Wednesday, 25 March 2015

Committee of Inquiry into the Banking Crisis

Context Phase

Dr. Julien Mercille:

Yes, it did. As I said, Deputy Shane Ross said there were explicit threats that advertising would move elsewhere if coverage was negative. Shane Ross is not like a minor journalist. He knows what is going on. We had journalists, and there is a study that I cited, that said explicitly "Yeah, we had pressures from our bosses to give good coverage." The thing is one does not have to find something explicit saying, "The boss made the phonecall to a journalist to tell him to do this and that." It does not work like that. Journalists know very well. In any institution one has rules to play by. One does not need to be told every day by one's boss that one needs to dress like this or that and not to do this and that.
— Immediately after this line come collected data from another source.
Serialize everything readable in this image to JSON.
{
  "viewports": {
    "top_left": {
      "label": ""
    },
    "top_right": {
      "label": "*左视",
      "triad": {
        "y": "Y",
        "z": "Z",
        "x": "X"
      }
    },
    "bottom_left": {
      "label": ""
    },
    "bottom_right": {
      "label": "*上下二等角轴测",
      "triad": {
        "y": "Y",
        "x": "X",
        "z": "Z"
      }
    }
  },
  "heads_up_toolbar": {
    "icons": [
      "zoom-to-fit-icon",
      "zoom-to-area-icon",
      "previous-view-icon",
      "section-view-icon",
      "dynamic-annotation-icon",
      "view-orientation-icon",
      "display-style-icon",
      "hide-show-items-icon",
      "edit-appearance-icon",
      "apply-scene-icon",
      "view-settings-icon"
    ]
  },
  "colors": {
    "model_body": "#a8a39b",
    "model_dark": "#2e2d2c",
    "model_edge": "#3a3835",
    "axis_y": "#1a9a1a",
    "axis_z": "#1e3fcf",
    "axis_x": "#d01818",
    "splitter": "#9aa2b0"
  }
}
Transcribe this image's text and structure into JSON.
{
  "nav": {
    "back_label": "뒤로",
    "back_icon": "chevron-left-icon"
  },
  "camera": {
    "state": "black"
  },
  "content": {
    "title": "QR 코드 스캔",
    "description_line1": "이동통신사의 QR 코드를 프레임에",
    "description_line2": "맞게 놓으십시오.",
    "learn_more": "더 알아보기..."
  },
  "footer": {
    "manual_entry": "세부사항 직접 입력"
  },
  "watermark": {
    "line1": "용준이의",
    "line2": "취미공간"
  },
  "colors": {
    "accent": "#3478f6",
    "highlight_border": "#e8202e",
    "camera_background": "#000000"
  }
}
If one is in an institution for many years one understands perfectly well. One might not be aware of it but one certainly behaves in that way. If journalists, during the housing bubble, had consistently produced stories saying the bubble will crash and that it is a bubble and all of that, then they would have had a lot of opposition from the media, as we saw with Morgan Kelly. In terms of a lot of those dynamics, it is not about finding a hidden e-mail or something that will say explicitly one needs to behave a certain way. It is just understood within the institution.